È un inno a quell’umanità capace di prendersi gioco dei propri difetti e di quelli altrui, di astenersi dal giudicare chi indossa pensieri diversi, di lodare la divergenza del fare piuttosto che la convergenza del dire, di inglobare nel processo collettivo chi ama ri-generarsi attraverso le infinite sfumature della creatività. E tutto questo processo non può che partire da bambini, da quando dalle braccia dei genitori si passa a quelle dei maestri.
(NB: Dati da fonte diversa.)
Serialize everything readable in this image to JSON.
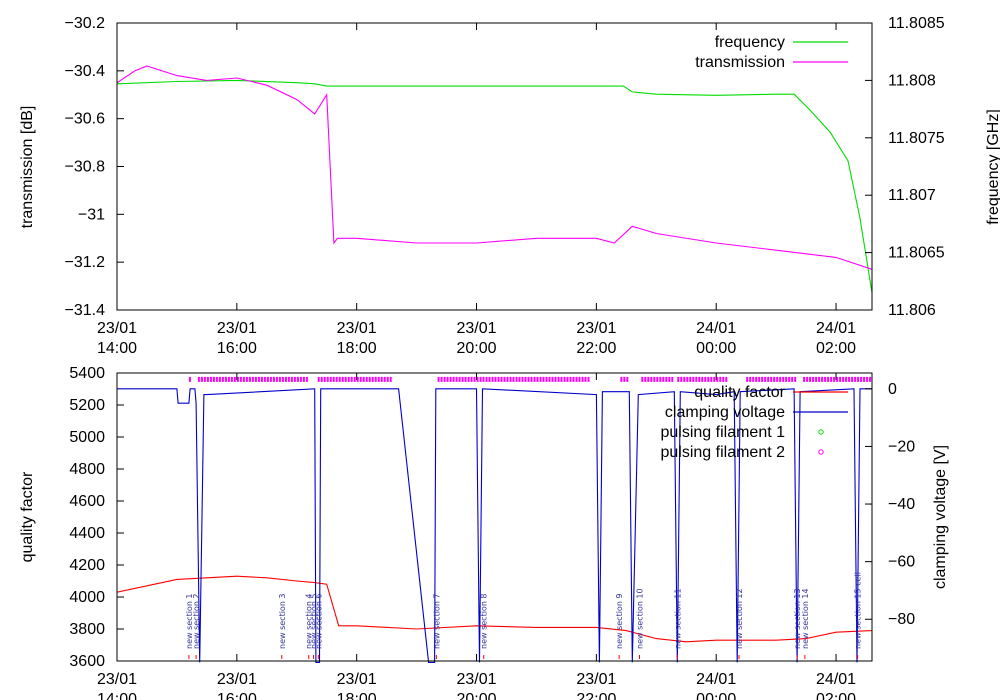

L’uso del pensiero divergente, delle infinite possibilità di rappresentazione del reale, del gioco delle parti comincia proprio in quella fase, e da un quadro di regole predefinite si può passare ad un altro ricreato su quelle basi ma con una visione più ampia e più prodiga di possibilità.
Alle nuove modalità di espressione, a quelle che scardinano i luoghi comuni, a quelle che utilizzano altri punti di vista, a quelle che pongono strade alternative abbiamo fatto ricorso in questa nuova uscita della rivista che ha voluto interrogarsi sugli approcci dei canoni alle grandi tematiche dell’oggi. Dalla bolla che è diventata internet, ai cambi di direzione e alle danze del tempo, alla danza che scandisce nuovi ritmi e detta nuove forme, all’uovo di Amleto per rappresentare un mondo dove tutto sembra quello che non è e dove l’unico modo di agire sembrerebbe essere il non esserci, all’arte dall’estro sconfinato, alle parole sulla poetica bellezza, al cibo che ci nutre e ci fa star bene. Intorno a tutto questo abbiamo costruito il nostro ragionare immaginando quei canoni che, pur rappresentando punti di partenza e impalcature fondamentali, possono essere ripensati, ridisegnati, riscritti. Ci siamo affacciati e abbiamo visto che possono senz’altro esserci nuove forme che, trasfigurate, acquisiscono nuovi significati.
«Castigare i costumi ridendo non è dote di tutti; o bisogna convenire che le maschere in ogni tempo hanno saputo assumersi questo mandato, cercando di migliorare gli uomini, senza annoiarli con i loro ammonimenti».